I remember these 5 year old girl complexities so well and my daughter is 22. There is always “that kid” who is going to be the one to prompt you to explain that life isn’t always kind or fair. I think you explained the hard parts of life beautifully, mama.
We have had multiple run ins with “that kid” I will be so glad when we learn all these lessons!! Although I don’t think we ever get to that point!!
It’s hard being a parent – sometimes I think these things crush us more than our kids. 🙂
So true!!
This is a good mama right here. But man, our hearts do break when our kids need to learn lessons. But better now than over something that may result in endless heartbreak.
That’s exactly right– better that they learn these lessons as children than as teens, or worse, adults.
Thank you for your kind words! I’m glad you liked the post!
Oh it’s hard seeing them hurt. Especially when you just know it’s coming.
I have to literally hold myself back sometimes when I want so badly to stop it, but I know it needs to happen. Heartbreaking. 🙁
I love everything about this story. The struggle to want to spare out kids from pain and then realizing the mixed up messages we can send by doing so.
I also gave a neighbor a prized possession once when I was little and almost 40 years later can remember it like it was yesterday. It’s a hard lesson but I never made that mistake again. 🙂
I love everything about this story. The struggle to want to spare out kids from pain and then realizing the mixed up messages we can send by doing so.
I also gave a neighbor a prized possession once when I was little and almost 40 years later can remember it like it was yesterday.
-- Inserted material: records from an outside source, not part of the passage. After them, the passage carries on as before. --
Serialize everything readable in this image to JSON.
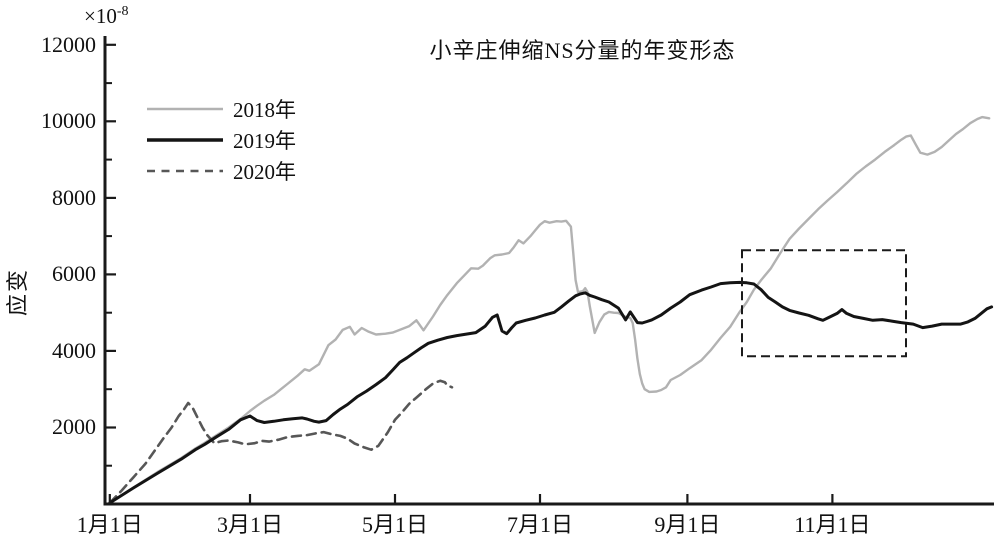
{
  "chart_data": {
    "type": "line",
    "title": "小辛庄伸缩NS分量的年变形态",
    "ylabel": "应变",
    "xlabel": "",
    "y_multiplier_base": "×10",
    "y_multiplier_exponent": "-8",
    "grid": false,
    "legend_position": "upper-left",
    "xlim": [
      -2,
      372
    ],
    "ylim": [
      0,
      12230
    ],
    "y_major_ticks": [
      2000,
      4000,
      6000,
      8000,
      10000,
      12000
    ],
    "y_minor_ticks": [
      1000,
      3000,
      5000,
      7000,
      9000,
      11000
    ],
    "x_ticks": [
      {
        "day": 0,
        "label": "1月1日"
      },
      {
        "day": 59,
        "label": "3月1日"
      },
      {
        "day": 120,
        "label": "5月1日"
      },
      {
        "day": 181,
        "label": "7月1日"
      },
      {
        "day": 243,
        "label": "9月1日"
      },
      {
        "day": 304,
        "label": "11月1日"
      }
    ],
    "axis_color": "#1a1a1a",
    "series": [
      {
        "id": "2018",
        "name": "2018年",
        "color": "#b2b2b2",
        "line_style": "solid",
        "line_width": 2.4,
        "points": [
          [
            0,
            30
          ],
          [
            10,
            430
          ],
          [
            20,
            830
          ],
          [
            30,
            1200
          ],
          [
            36,
            1450
          ],
          [
            40,
            1600
          ],
          [
            45,
            1800
          ],
          [
            50,
            2000
          ],
          [
            55,
            2220
          ],
          [
            59,
            2430
          ],
          [
            62,
            2570
          ],
          [
            65,
            2700
          ],
          [
            69,
            2850
          ],
          [
            72,
            3000
          ],
          [
            75,
            3150
          ],
          [
            79,
            3350
          ],
          [
            82,
            3520
          ],
          [
            84,
            3480
          ],
          [
            88,
            3650
          ],
          [
            92,
            4150
          ],
          [
            95,
            4300
          ],
          [
            98,
            4550
          ],
          [
            101,
            4630
          ],
          [
            103,
            4430
          ],
          [
            106,
            4600
          ],
          [
            109,
            4500
          ],
          [
            112,
            4430
          ],
          [
            116,
            4450
          ],
          [
            119,
            4480
          ],
          [
            122,
            4550
          ],
          [
            126,
            4650
          ],
          [
            129,
            4800
          ],
          [
            132,
            4540
          ],
          [
            136,
            4900
          ],
          [
            139,
            5200
          ],
          [
            142,
            5460
          ],
          [
            146,
            5770
          ],
          [
            150,
            6030
          ],
          [
            152,
            6160
          ],
          [
            155,
            6150
          ],
          [
            157,
            6230
          ],
          [
            160,
            6420
          ],
          [
            162,
            6500
          ],
          [
            165,
            6520
          ],
          [
            168,
            6560
          ],
          [
            170,
            6710
          ],
          [
            172,
            6890
          ],
          [
            174,
            6810
          ],
          [
            177,
            7000
          ],
          [
            179,
            7150
          ],
          [
            181,
            7300
          ],
          [
            183,
            7390
          ],
          [
            185,
            7350
          ],
          [
            188,
            7390
          ],
          [
            190,
            7380
          ],
          [
            192,
            7400
          ],
          [
            194,
            7250
          ],
          [
            195,
            6550
          ],
          [
            196,
            5850
          ],
          [
            197,
            5540
          ],
          [
            199,
            5560
          ],
          [
            200,
            5640
          ],
          [
            201,
            5540
          ],
          [
            202,
            5150
          ],
          [
            204,
            4470
          ],
          [
            206,
            4750
          ],
          [
            208,
            4950
          ],
          [
            210,
            5020
          ],
          [
            212,
            5000
          ],
          [
            214,
            4990
          ],
          [
            217,
            4890
          ],
          [
            219,
            4860
          ],
          [
            220,
            4730
          ],
          [
            221,
            4300
          ],
          [
            222,
            3800
          ],
          [
            223,
            3400
          ],
          [
            224,
            3150
          ],
          [
            225,
            3000
          ],
          [
            227,
            2930
          ],
          [
            230,
            2940
          ],
          [
            232,
            2980
          ],
          [
            234,
            3050
          ],
          [
            236,
            3240
          ],
          [
            240,
            3370
          ],
          [
            244,
            3550
          ],
          [
            249,
            3760
          ],
          [
            253,
            4030
          ],
          [
            257,
            4340
          ],
          [
            261,
            4630
          ],
          [
            265,
            5020
          ],
          [
            268,
            5280
          ],
          [
            271,
            5600
          ],
          [
            274,
            5850
          ],
          [
            278,
            6150
          ],
          [
            282,
            6550
          ],
          [
            286,
            6930
          ],
          [
            290,
            7200
          ],
          [
            294,
            7450
          ],
          [
            298,
            7700
          ],
          [
            302,
            7930
          ],
          [
            306,
            8150
          ],
          [
            310,
            8380
          ],
          [
            314,
            8620
          ],
          [
            318,
            8820
          ],
          [
            322,
            9000
          ],
          [
            326,
            9200
          ],
          [
            330,
            9380
          ],
          [
            333,
            9520
          ],
          [
            335,
            9600
          ],
          [
            337,
            9630
          ],
          [
            339,
            9400
          ],
          [
            341,
            9180
          ],
          [
            344,
            9130
          ],
          [
            347,
            9200
          ],
          [
            350,
            9330
          ],
          [
            353,
            9500
          ],
          [
            356,
            9670
          ],
          [
            359,
            9800
          ],
          [
            362,
            9950
          ],
          [
            365,
            10060
          ],
          [
            367,
            10110
          ],
          [
            370,
            10080
          ]
        ]
      },
      {
        "id": "2019",
        "name": "2019年",
        "color": "#141414",
        "line_style": "solid",
        "line_width": 3,
        "points": [
          [
            0,
            30
          ],
          [
            10,
            420
          ],
          [
            20,
            800
          ],
          [
            30,
            1170
          ],
          [
            36,
            1420
          ],
          [
            40,
            1560
          ],
          [
            45,
            1760
          ],
          [
            50,
            1950
          ],
          [
            55,
            2200
          ],
          [
            59,
            2300
          ],
          [
            62,
            2180
          ],
          [
            65,
            2130
          ],
          [
            69,
            2160
          ],
          [
            73,
            2200
          ],
          [
            77,
            2230
          ],
          [
            81,
            2250
          ],
          [
            83,
            2220
          ],
          [
            86,
            2160
          ],
          [
            88,
            2140
          ],
          [
            91,
            2180
          ],
          [
            94,
            2340
          ],
          [
            97,
            2480
          ],
          [
            100,
            2600
          ],
          [
            104,
            2800
          ],
          [
            108,
            2950
          ],
          [
            112,
            3120
          ],
          [
            116,
            3300
          ],
          [
            119,
            3500
          ],
          [
            122,
            3700
          ],
          [
            125,
            3820
          ],
          [
            128,
            3950
          ],
          [
            131,
            4080
          ],
          [
            134,
            4200
          ],
          [
            138,
            4280
          ],
          [
            142,
            4350
          ],
          [
            146,
            4400
          ],
          [
            150,
            4440
          ],
          [
            154,
            4480
          ],
          [
            158,
            4650
          ],
          [
            161,
            4880
          ],
          [
            163,
            4940
          ],
          [
            165,
            4520
          ],
          [
            167,
            4450
          ],
          [
            169,
            4600
          ],
          [
            171,
            4730
          ],
          [
            175,
            4800
          ],
          [
            179,
            4860
          ],
          [
            183,
            4940
          ],
          [
            187,
            5010
          ],
          [
            190,
            5150
          ],
          [
            193,
            5300
          ],
          [
            196,
            5440
          ],
          [
            198,
            5490
          ],
          [
            200,
            5520
          ],
          [
            202,
            5450
          ],
          [
            204,
            5410
          ],
          [
            207,
            5340
          ],
          [
            210,
            5280
          ],
          [
            214,
            5120
          ],
          [
            217,
            4810
          ],
          [
            219,
            5020
          ],
          [
            222,
            4740
          ],
          [
            224,
            4730
          ],
          [
            226,
            4770
          ],
          [
            228,
            4810
          ],
          [
            232,
            4940
          ],
          [
            236,
            5120
          ],
          [
            240,
            5280
          ],
          [
            244,
            5470
          ],
          [
            249,
            5590
          ],
          [
            253,
            5670
          ],
          [
            257,
            5760
          ],
          [
            261,
            5780
          ],
          [
            265,
            5790
          ],
          [
            268,
            5780
          ],
          [
            271,
            5750
          ],
          [
            274,
            5600
          ],
          [
            277,
            5400
          ],
          [
            280,
            5280
          ],
          [
            283,
            5150
          ],
          [
            286,
            5060
          ],
          [
            290,
            4990
          ],
          [
            294,
            4930
          ],
          [
            298,
            4840
          ],
          [
            300,
            4800
          ],
          [
            303,
            4890
          ],
          [
            306,
            4980
          ],
          [
            308,
            5080
          ],
          [
            310,
            4980
          ],
          [
            313,
            4900
          ],
          [
            317,
            4850
          ],
          [
            321,
            4800
          ],
          [
            325,
            4820
          ],
          [
            329,
            4780
          ],
          [
            333,
            4740
          ],
          [
            338,
            4700
          ],
          [
            342,
            4610
          ],
          [
            346,
            4650
          ],
          [
            350,
            4700
          ],
          [
            354,
            4700
          ],
          [
            358,
            4700
          ],
          [
            361,
            4760
          ],
          [
            364,
            4850
          ],
          [
            367,
            5000
          ],
          [
            369,
            5100
          ],
          [
            371,
            5150
          ]
        ]
      },
      {
        "id": "2020",
        "name": "2020年",
        "color": "#575757",
        "line_style": "dashed",
        "line_width": 2.6,
        "points": [
          [
            0,
            30
          ],
          [
            5,
            350
          ],
          [
            10,
            700
          ],
          [
            15,
            1050
          ],
          [
            19,
            1400
          ],
          [
            23,
            1750
          ],
          [
            26,
            2000
          ],
          [
            29,
            2300
          ],
          [
            31,
            2450
          ],
          [
            33,
            2640
          ],
          [
            35,
            2500
          ],
          [
            37,
            2250
          ],
          [
            39,
            2000
          ],
          [
            41,
            1800
          ],
          [
            44,
            1590
          ],
          [
            47,
            1640
          ],
          [
            50,
            1660
          ],
          [
            54,
            1610
          ],
          [
            57,
            1560
          ],
          [
            61,
            1590
          ],
          [
            64,
            1650
          ],
          [
            67,
            1630
          ],
          [
            71,
            1680
          ],
          [
            75,
            1750
          ],
          [
            79,
            1780
          ],
          [
            83,
            1800
          ],
          [
            87,
            1850
          ],
          [
            90,
            1880
          ],
          [
            93,
            1830
          ],
          [
            97,
            1780
          ],
          [
            100,
            1710
          ],
          [
            103,
            1580
          ],
          [
            107,
            1480
          ],
          [
            110,
            1420
          ],
          [
            113,
            1520
          ],
          [
            117,
            1880
          ],
          [
            120,
            2200
          ],
          [
            123,
            2400
          ],
          [
            126,
            2620
          ],
          [
            129,
            2780
          ],
          [
            133,
            3000
          ],
          [
            136,
            3150
          ],
          [
            139,
            3220
          ],
          [
            141,
            3180
          ],
          [
            142,
            3100
          ],
          [
            144,
            3050
          ]
        ]
      }
    ],
    "annotation_box": {
      "day_start": 266,
      "day_end": 335,
      "value_top": 6630,
      "value_bottom": 3860,
      "color": "#1a1a1a",
      "style": "dashed"
    }
  }
}
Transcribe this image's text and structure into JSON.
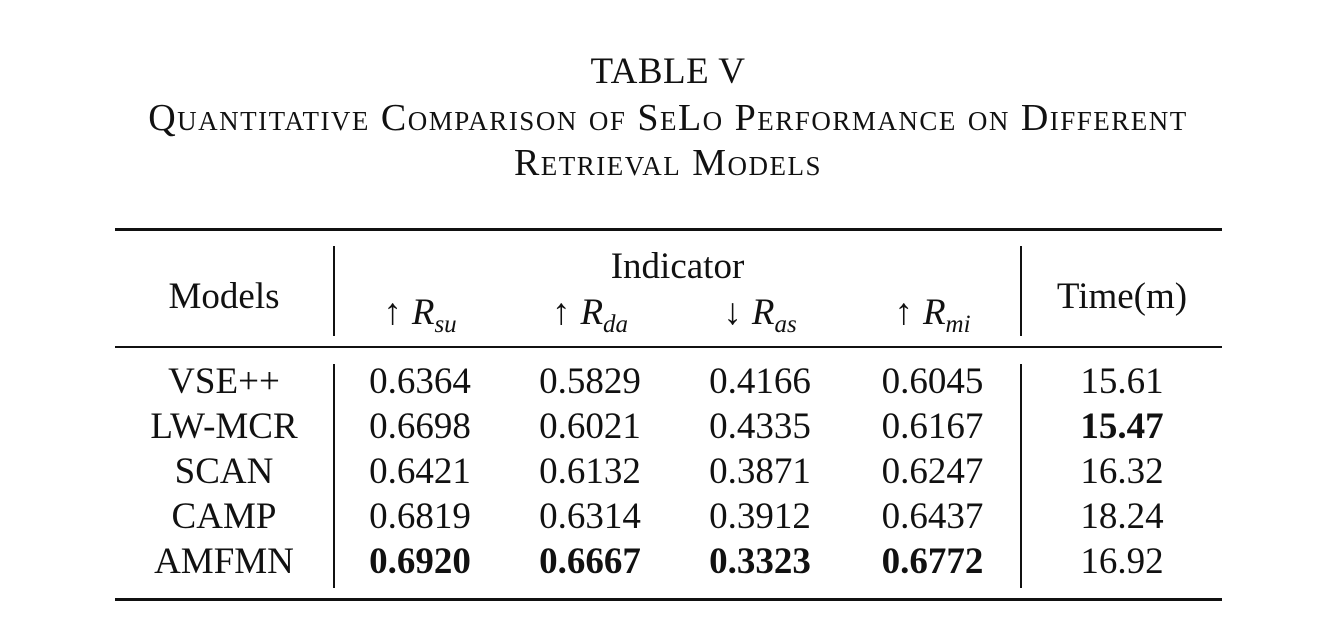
{
  "caption": {
    "label": "TABLE V",
    "line1": "Quantitative Comparison of SeLo Performance on Different",
    "line2": "Retrieval Models"
  },
  "table": {
    "header": {
      "models": "Models",
      "indicator": "Indicator",
      "time": "Time(m)",
      "metrics": [
        {
          "arrow": "↑",
          "symbol": "R",
          "sub": "su"
        },
        {
          "arrow": "↑",
          "symbol": "R",
          "sub": "da"
        },
        {
          "arrow": "↓",
          "symbol": "R",
          "sub": "as"
        },
        {
          "arrow": "↑",
          "symbol": "R",
          "sub": "mi"
        }
      ]
    },
    "rows": [
      {
        "model": "VSE++",
        "rsu": "0.6364",
        "rda": "0.5829",
        "ras": "0.4166",
        "rmi": "0.6045",
        "time": "15.61"
      },
      {
        "model": "LW-MCR",
        "rsu": "0.6698",
        "rda": "0.6021",
        "ras": "0.4335",
        "rmi": "0.6167",
        "time": "15.47"
      },
      {
        "model": "SCAN",
        "rsu": "0.6421",
        "rda": "0.6132",
        "ras": "0.3871",
        "rmi": "0.6247",
        "time": "16.32"
      },
      {
        "model": "CAMP",
        "rsu": "0.6819",
        "rda": "0.6314",
        "ras": "0.3912",
        "rmi": "0.6437",
        "time": "18.24"
      },
      {
        "model": "AMFMN",
        "rsu": "0.6920",
        "rda": "0.6667",
        "ras": "0.3323",
        "rmi": "0.6772",
        "time": "16.92"
      }
    ]
  }
}
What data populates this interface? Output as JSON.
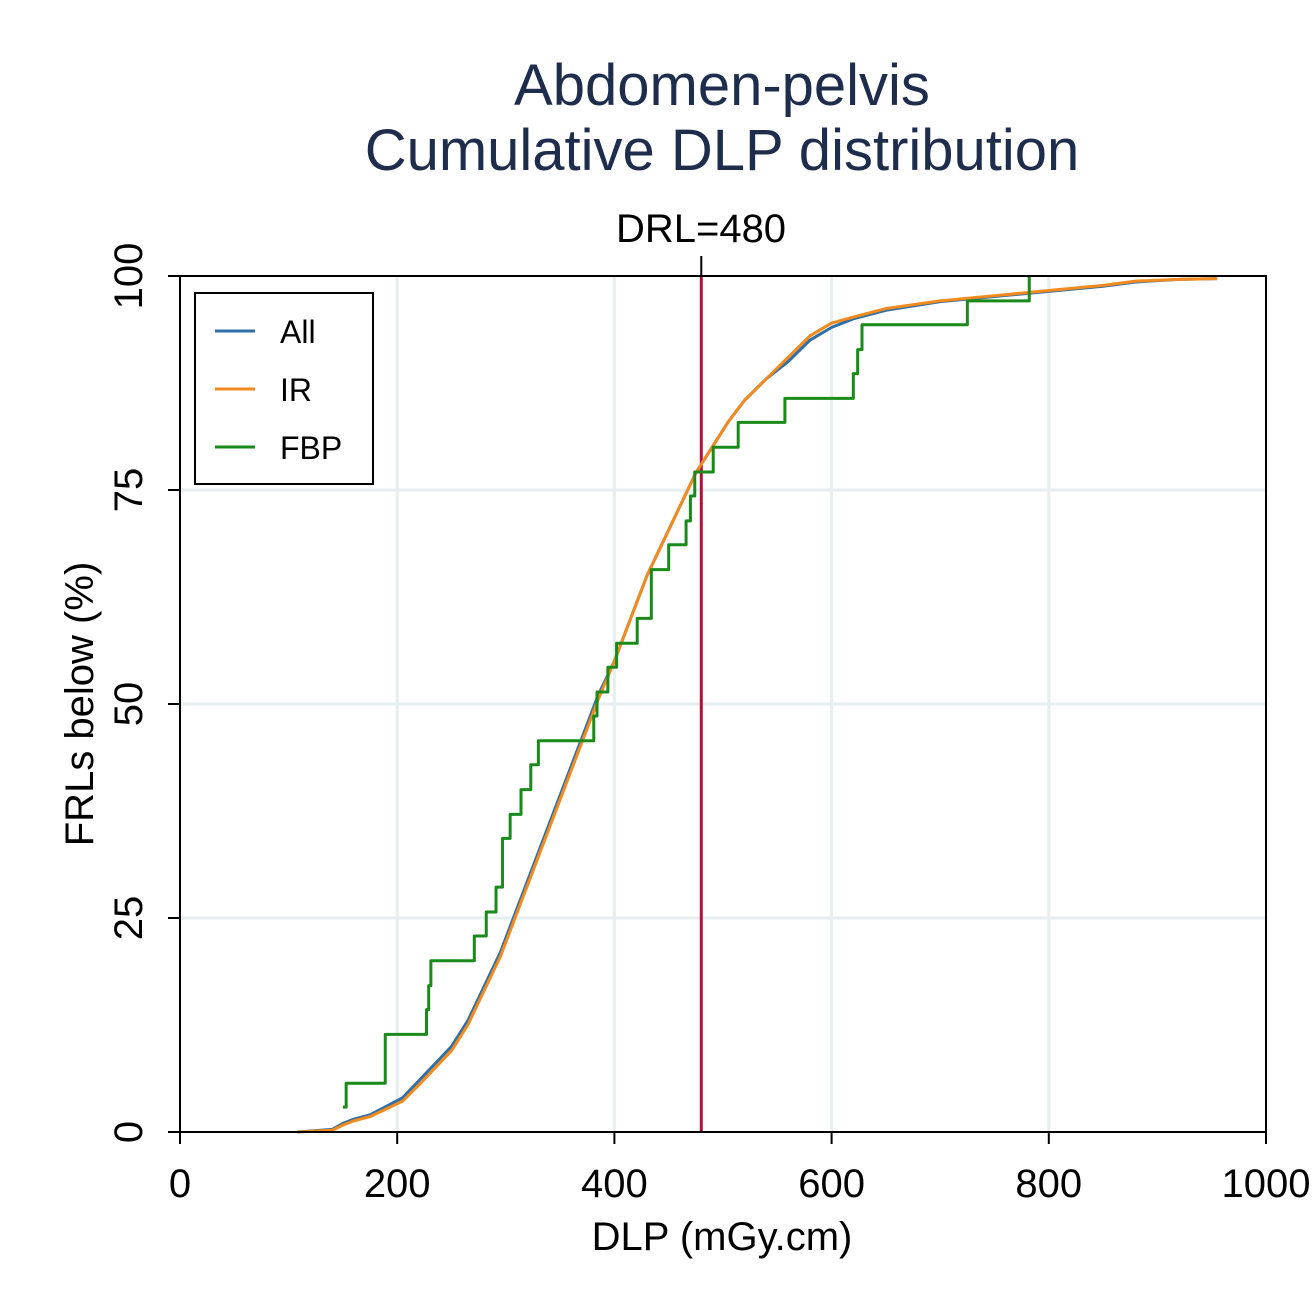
{
  "chart_data": {
    "type": "line",
    "title": "Abdomen-pelvis",
    "subtitle": "Cumulative DLP distribution",
    "xlabel": "DLP (mGy.cm)",
    "ylabel": "FRLs below (%)",
    "xlim": [
      0,
      1000
    ],
    "ylim": [
      0,
      100
    ],
    "xticks": [
      0,
      200,
      400,
      600,
      800,
      1000
    ],
    "yticks": [
      0,
      25,
      50,
      75,
      100
    ],
    "grid": true,
    "legend_position": "top-left",
    "reference_line": {
      "label": "DRL=480",
      "x": 480,
      "color": "#b0103a"
    },
    "series": [
      {
        "name": "All",
        "color": "#2f6fa8",
        "step": false,
        "x": [
          108,
          140,
          150,
          160,
          175,
          190,
          205,
          220,
          235,
          250,
          265,
          280,
          295,
          310,
          325,
          340,
          355,
          370,
          385,
          400,
          415,
          430,
          445,
          460,
          475,
          490,
          505,
          520,
          540,
          560,
          580,
          600,
          620,
          650,
          700,
          750,
          800,
          850,
          880,
          920,
          955
        ],
        "values": [
          0,
          0.3,
          1,
          1.5,
          2,
          3,
          4,
          6,
          8,
          10,
          13,
          17,
          21,
          26,
          31,
          36,
          41,
          46,
          51,
          55,
          60,
          65,
          69,
          73,
          77,
          80,
          83,
          85.5,
          88,
          90,
          92.5,
          94,
          95,
          96,
          97,
          97.6,
          98.2,
          98.8,
          99.3,
          99.6,
          99.7
        ]
      },
      {
        "name": "IR",
        "color": "#f28a1d",
        "step": false,
        "x": [
          108,
          140,
          150,
          160,
          175,
          190,
          205,
          220,
          235,
          250,
          265,
          280,
          295,
          310,
          325,
          340,
          355,
          370,
          385,
          400,
          415,
          430,
          445,
          460,
          475,
          490,
          505,
          520,
          540,
          560,
          580,
          600,
          620,
          650,
          700,
          750,
          800,
          850,
          880,
          920,
          955
        ],
        "values": [
          0,
          0.2,
          0.8,
          1.3,
          1.8,
          2.7,
          3.6,
          5.5,
          7.5,
          9.5,
          12.5,
          16.5,
          20.5,
          25.5,
          30.5,
          35.5,
          40.5,
          45.5,
          50.5,
          55,
          60,
          65,
          69,
          73,
          77,
          80,
          83,
          85.5,
          88,
          90.5,
          93,
          94.5,
          95.2,
          96.2,
          97.1,
          97.7,
          98.3,
          98.9,
          99.4,
          99.6,
          99.7
        ]
      },
      {
        "name": "FBP",
        "color": "#1a8a1a",
        "step": true,
        "x": [
          150,
          153,
          189,
          227,
          229,
          231,
          271,
          282,
          291,
          297,
          304,
          314,
          323,
          330,
          381,
          384,
          394,
          402,
          421,
          434,
          450,
          466,
          470,
          474,
          491,
          514,
          557,
          620,
          624,
          628,
          725,
          782
        ],
        "values": [
          2.9,
          5.7,
          11.4,
          14.3,
          17.1,
          20,
          22.9,
          25.7,
          28.6,
          34.3,
          37.1,
          40,
          42.9,
          45.7,
          48.6,
          51.4,
          54.3,
          57.1,
          60,
          65.7,
          68.6,
          71.4,
          74.3,
          77.1,
          80,
          82.9,
          85.7,
          88.6,
          91.4,
          94.3,
          97.1,
          100
        ]
      }
    ]
  }
}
It’s a hard lesson but I never made that mistake again. 🙂
Every time I think about the things I lost as a child that were important to me, I’m grateful that I learned this lesson over relatively small items and not the big *truly* important ones.
My sister (10 years older than me) once took my money in a bet- I believe I was 5. To this day I refuse to bet on ANYTHING. (Even when my hubby took me to Vegas!)
Awww. Poor girl, and poor mama. I’ve experienced moments like this, and I swear it hurts us more than it hurts them. You did the right thing. And actually, I’m sort of glad she learned this lesson with a bracelet now rather than, like you said, higher stakes later on.